With a full, healthy season from Jackson, and the chance to work on a better rapport with Trent Williams, the possibilities from the offense seem endless.
Then consider that Jackson has an extra incentive to stay on the field and make even bigger plays this season. His son, DeSean Jackson Jr., is just seven months old at this point, but he's already made a major impact in the way Jackson approaches this year.
"Quite frankly, I didn't think [parenting] would be this cool," he said at his annual Wounded Warrior Amputee Softball Classic on Saturday. "That dude turns me into a different person, different player, motivates me to go out there and just want to do great for him."
Jackson missed most of the voluntary OTA workouts over the last few weeks, spending more time with his son and the rest of his family, including his mother and grandmother, in California.
"You hear the reports that I forfeited my workout bonus, and would have loved to be here," Jackson said. "But my family is something on the other side of the spectrum that pays off big, too."
It's hard to blame him. During the season, the schedule is such that it prevents Jackson from taking long trips across the country. As his son grows, he wants to be part of that development as much as he can be, without sacrificing the team's cohesion.

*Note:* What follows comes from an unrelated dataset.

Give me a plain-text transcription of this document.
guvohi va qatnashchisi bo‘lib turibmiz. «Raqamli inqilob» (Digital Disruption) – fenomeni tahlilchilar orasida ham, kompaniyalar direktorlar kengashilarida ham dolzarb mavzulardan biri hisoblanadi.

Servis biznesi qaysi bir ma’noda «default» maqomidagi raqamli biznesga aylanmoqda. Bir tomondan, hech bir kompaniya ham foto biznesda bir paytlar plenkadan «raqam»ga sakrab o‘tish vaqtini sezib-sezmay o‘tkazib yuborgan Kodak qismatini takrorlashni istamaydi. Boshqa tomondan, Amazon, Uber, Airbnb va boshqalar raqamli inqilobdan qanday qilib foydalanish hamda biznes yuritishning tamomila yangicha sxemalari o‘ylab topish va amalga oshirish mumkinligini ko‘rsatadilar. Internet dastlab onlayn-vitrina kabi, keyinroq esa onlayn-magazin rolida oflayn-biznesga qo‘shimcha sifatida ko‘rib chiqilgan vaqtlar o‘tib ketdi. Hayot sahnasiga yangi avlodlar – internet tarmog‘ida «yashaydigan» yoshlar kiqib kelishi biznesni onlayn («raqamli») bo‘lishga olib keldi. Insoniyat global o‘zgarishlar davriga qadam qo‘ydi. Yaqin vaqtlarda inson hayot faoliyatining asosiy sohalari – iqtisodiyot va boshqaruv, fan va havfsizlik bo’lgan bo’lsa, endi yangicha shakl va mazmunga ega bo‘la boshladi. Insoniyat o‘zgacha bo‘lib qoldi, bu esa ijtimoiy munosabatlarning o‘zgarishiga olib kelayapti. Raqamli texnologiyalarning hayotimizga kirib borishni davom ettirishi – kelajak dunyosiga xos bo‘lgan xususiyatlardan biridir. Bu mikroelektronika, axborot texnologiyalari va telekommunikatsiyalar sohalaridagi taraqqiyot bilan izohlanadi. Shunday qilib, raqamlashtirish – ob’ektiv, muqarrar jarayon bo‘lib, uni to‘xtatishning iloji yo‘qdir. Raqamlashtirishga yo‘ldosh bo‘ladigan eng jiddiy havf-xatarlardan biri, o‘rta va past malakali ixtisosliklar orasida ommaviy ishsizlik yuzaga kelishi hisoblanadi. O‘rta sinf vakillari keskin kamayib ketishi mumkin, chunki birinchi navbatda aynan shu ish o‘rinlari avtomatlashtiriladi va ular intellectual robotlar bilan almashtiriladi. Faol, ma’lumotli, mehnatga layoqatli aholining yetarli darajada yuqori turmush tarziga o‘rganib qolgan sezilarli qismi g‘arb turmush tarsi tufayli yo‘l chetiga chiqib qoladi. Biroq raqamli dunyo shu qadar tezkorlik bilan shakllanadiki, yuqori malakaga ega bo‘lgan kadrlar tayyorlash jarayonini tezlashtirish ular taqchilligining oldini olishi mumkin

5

"It good because he's active and I remember my mom always getting on me for not being able to sit still so now it's like I get to relive that all over again with my son," Jackson said on "Redskins Nation." "He's jumping off walls at seven months. He's standing up on his own, he's crawling everywhere and try to hold him and sit still but he's just moving everywhere. It's a blessing and I'm happy to be a father for the first time."
As he participates in minicamp this week, he will keep Jr. on his mind, because playing well isn't just about his own ego anymore. He wants to ensure a legacy.
"I'm very dedicated, I always have been losing my dad at a very young age," Jackson said. "But now [it's about] having a son and knowing everything I need to do to make him be able to be close to me or better."